• Comme un bois flotté dans une baie venteuse

    Début de mon livre, Comme un bois flotté dans une baie venteuse, à paraître aux editions d'autre part fin février 2014:

    Ce que c'était, à quinze ans, dans un village entouré de vignes, d'entendre la guitare de cet Irlandais ! 1974. Sur des cassettes enregistrées par un ami qui y avait inscrit au feutre indélébile les initiales R.G., il y avait tout ce qui pouvait me frapper : de l'énergie, de la révolte, de la fureur, du désespoir. Un appel à descendre en soi, quelque chose qui cisaillait, qui voulait la rupture, donnait la certitude que ce monde n'était rien, même pas à conquérir, que ce qui importait n'était pas de réussir mais d'être quelque part avec du noir en halo autour de soi, dans le mince filet de lumière avec des cris déchirant l'intérieur qu'on pouvait faire sortir.
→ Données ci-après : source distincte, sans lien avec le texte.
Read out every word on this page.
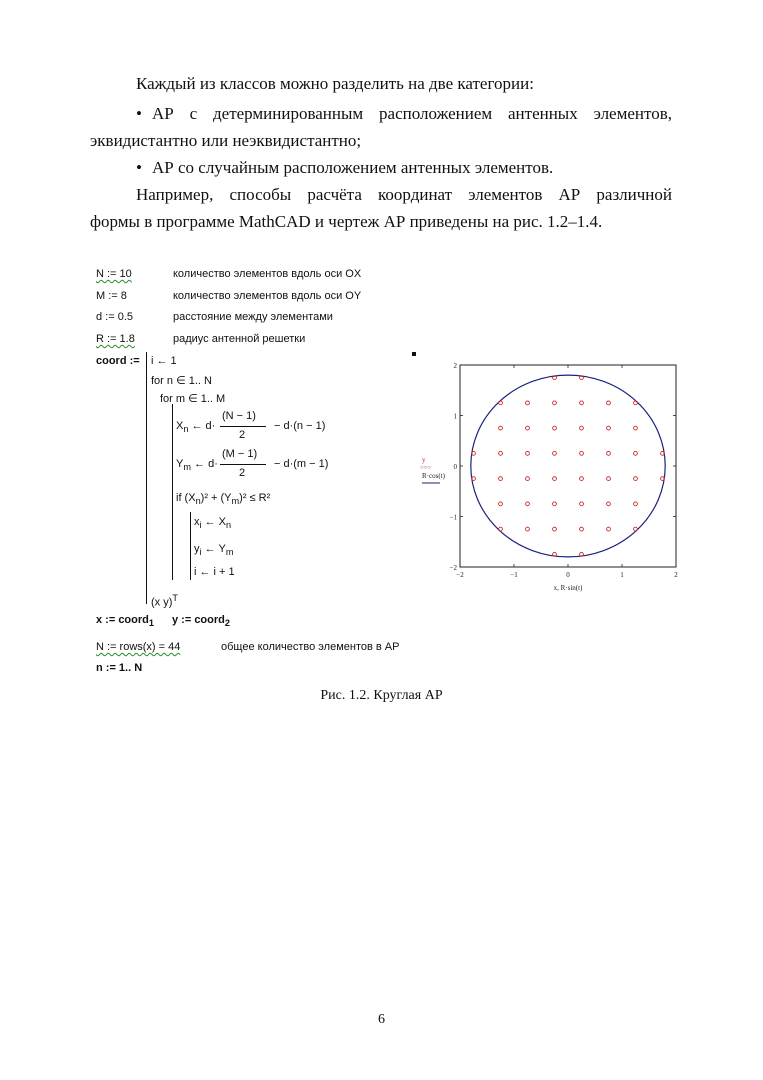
Каждый из классов можно разделить на две категории:

• АР с детерминированным расположением антенных элементов,

эквидистантно или неэквидистантно;

• АР со случайным расположением антенных элементов.

Например, способы расчёта координат элементов АР различной

формы в программе MathCAD и чертеж АР приведены на рис. 1.2–1.4.

N := 10	количество элементов вдоль оси OX
M := 8	количество элементов вдоль оси OY
d := 0.5	расстояние между элементами
R := 1.8	радиус антенной решетки
coord := i ← 1
for n ∈ 1.. N
for m ∈ 1.. M
$X_n$ ← d·
(N − 1)
2
− d·(n − 1)
$Y_m$ ← d·
(M − 1)
2
− d·(m − 1)
if $(X_n)^2 + (Y_m)^2 \le R^2$
$x_i$ ← $X_n$
$y_i$ ← $Y_m$
i ← i + 1
(x y)$^T$
x := coord$_1$ y := coord$_2$
N := rows(x) = 44	общее количество элементов в АР
n := 1.. N
−2	−1	0	1	2
2
1
0
−1
−2
x, R·sin(t)
y
○○○
R·cos(t)
Рис. 1.2. Круглая АР
6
Et ça pouvait être beau, rageur, désespéré. Ça venait d'un passé transformé, électrisé à travers Leadbelly, Freddie King, Albert King, Buddy Guy, John Lee Hooker, Muddy Waters. Ça remontait plus loin encore. William Harris par exemple, en 1928. Well, did you ever wake up, chantait William Harris en 1928, with them bullfrogs on your mind... T'es-tu déjà réveillé avec ces crapauds-buffles à l'esprit ? William Harris dont on ne sait rien sinon qu'il a enregistré neuf blues. William Harris qu'on a catégorisé, à cause de son jeu d'accompagnement rythmique, comme un produit du delta du Mississippi, bien qu'il soit peut-être d'ailleurs. Le lieu de son premier enregistrement est Birmingham en Alabama, le 18 juillet 1927.